MONAI, the domain-specific, open-source medical imaging AI framework that drives research breakthroughs and accelerates AI into clinical impact, has now been downloaded by over 1M data scientists, developers, researchers, and clinicians. The 1M mark represents a major milestone for the medical open network for AI, which has powered numerous research breakthroughs and introduced new developer tools in the last year.
The most notable is Auto3DSeg, a low-code framework. It enables data scientists and researchers of any skill to train models that can quickly segment regions of interest in 3D imaging modalities like CT and MRI. Researchers in the MONAI community finished atop the leaderboard using Auto3DSeg in numerous segmentation competitions like the MICCAI INSTANCE22 and HECKTOR22 challenges.

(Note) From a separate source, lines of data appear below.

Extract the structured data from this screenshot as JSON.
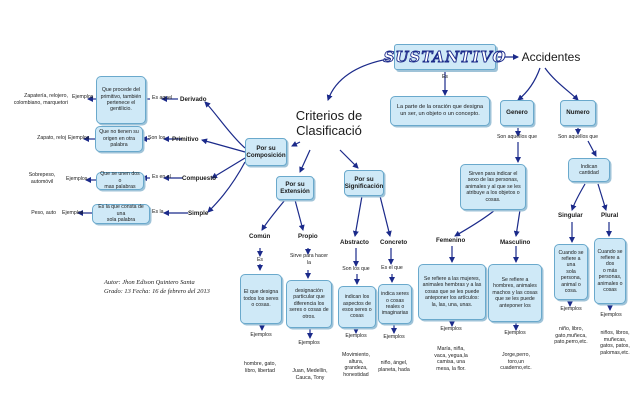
{
  "title": "SUSTANTIVO",
  "accidentes": "Accidentes",
  "criterios": "Criterios de\nClasificació",
  "definition": "La parte de la oración  que designa\nun ser, un objeto o un concepto.",
  "es_small": "Es",
  "author": "Autor: Jhon Edison Quintero Santa\nGrado: 13 Fecha: 16 de febrero del 2013",
  "composicion": {
    "title": "Por su\nComposición",
    "derivado": {
      "label": "Derivado",
      "connector": "Es aquel",
      "definition": "Que procede del\nprimitivo, también\npertenece el\ngentilicio.",
      "ejemplos": "Ejemplos",
      "examples": "Zapatería, relojero,\ncolombiano, marquetori"
    },
    "primitivo": {
      "label": "Primitivo",
      "connector": "Son los",
      "definition": "Que no tienen su\norigen en otra\npalabra",
      "ejemplos": "Ejemplos",
      "examples": "Zapato, reloj"
    },
    "compuesto": {
      "label": "Compuesto",
      "connector": "Es en el",
      "definition": "Que se unen dos o\nmas palabras",
      "ejemplos": "Ejemplos",
      "examples": "Sobrepeso,\nautomóvil"
    },
    "simple": {
      "label": "Simple",
      "connector": "Es la",
      "definition": "Es la que consta de una\nsola palabra",
      "ejemplos": "Ejemplos",
      "examples": "Peso, auto"
    }
  },
  "extension": {
    "title": "Por su\nExtensión",
    "comun": {
      "label": "Común",
      "connector": "Es",
      "definition": "El que designa\ntodos los seres\no cosas.",
      "ejemplos": "Ejemplos",
      "examples": "hombre, gato,\nlibro, libertad"
    },
    "propio": {
      "label": "Propio",
      "connector": "Sirve para hacer\nla",
      "definition": "designación\nparticular que\ndiferencia los\nseres o cosas de\notros.",
      "ejemplos": "Ejemplos",
      "examples": "Juan, Medellín,\nCauca, Tony"
    }
  },
  "significacion": {
    "title": "Por su\nSignificación",
    "abstracto": {
      "label": "Abstracto",
      "connector": "Son los que",
      "definition": "indican los\naspectos de\nesos seres o\ncosas",
      "ejemplos": "Ejemplos",
      "examples": "Movimiento,\naltura,\ngrandeza,\nhonestidad"
    },
    "concreto": {
      "label": "Concreto",
      "connector": "Es el que",
      "definition": "indica seres\no cosas\nreales o\nimaginarias",
      "ejemplos": "Ejemplos",
      "examples": "niño, ángel,\nplaneta, hada"
    }
  },
  "genero": {
    "title": "Genero",
    "connector": "Son aquellos que",
    "definition": "Sirven para indicar el\nsexo de las personas,\nanimales y al que se les\natribuye a los objetos o\ncosas.",
    "femenino": {
      "label": "Femenino",
      "definition": "Se refiere a las mujeres,\nanimales hembras y a las\ncosas que se les puede\nanteponer los artículos:\nla, las, una, unas.",
      "ejemplos": "Ejemplos",
      "examples": "María, niña,\nvaca, yegua,la\ncamisa, una\nmesa, la flor."
    },
    "masculino": {
      "label": "Masculino",
      "definition": "Se refiere a\nhombres, animales\nmachos y las cosas\nque se les puede\nanteponer los",
      "ejemplos": "Ejemplos",
      "examples": "Jorge,perro,\ntoro,un\ncuaderno,etc."
    }
  },
  "numero": {
    "title": "Numero",
    "connector": "Son aquellos que",
    "definition": "Indican cantidad",
    "singular": {
      "label": "Singular",
      "definition": "Cuando se\nrefiere a una\nsola persona,\nanimal o\ncosa.",
      "ejemplos": "Ejemplos",
      "examples": "niño, libro,\ngato,muñeca,\npato,perro,etc."
    },
    "plural": {
      "label": "Plural",
      "definition": "Cuando se\nrefiere a dos\no más\npersonas,\nanimales o\ncosas",
      "ejemplos": "Ejemplos",
      "examples": "niños, libros,\nmuñecas,\ngatos, patos,\npalomas,etc."
    }
  }
}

Swin-UNETR, another research breakthrough from the MONAI community, was published in CVPR with authors from Vanderbilt University and NVIDIA. Swim-UNETR is a state-of-the-art, 3D transformer-based model with self-supervised pretraining.
Over 700 GitHub projects are based on MONAI today. With the release of MONAI 1.0 in September 2022, you can now access 21 of the leading medical imaging models for tasks such as MRI segmentation, breast-density classification, and pathology tumor detection in MONAI Model Zoo.
Last year, MONAI Label expanded into the field of pathology. New features, sample applications, and viewer integrations for annotating pathology images create a starting point for pathologists and data scientists to work together to use the benefits of deep learning.
“MONAI will enable pathologists and scientists to build accurate models without knowing anything about AI. This is an important step in making AI a universal tool for pathology research,” said Lee A.D. Cooper, PhD, associate professor of pathology and director, Computational Pathology at the Northwestern University Feinberg School of Medicine.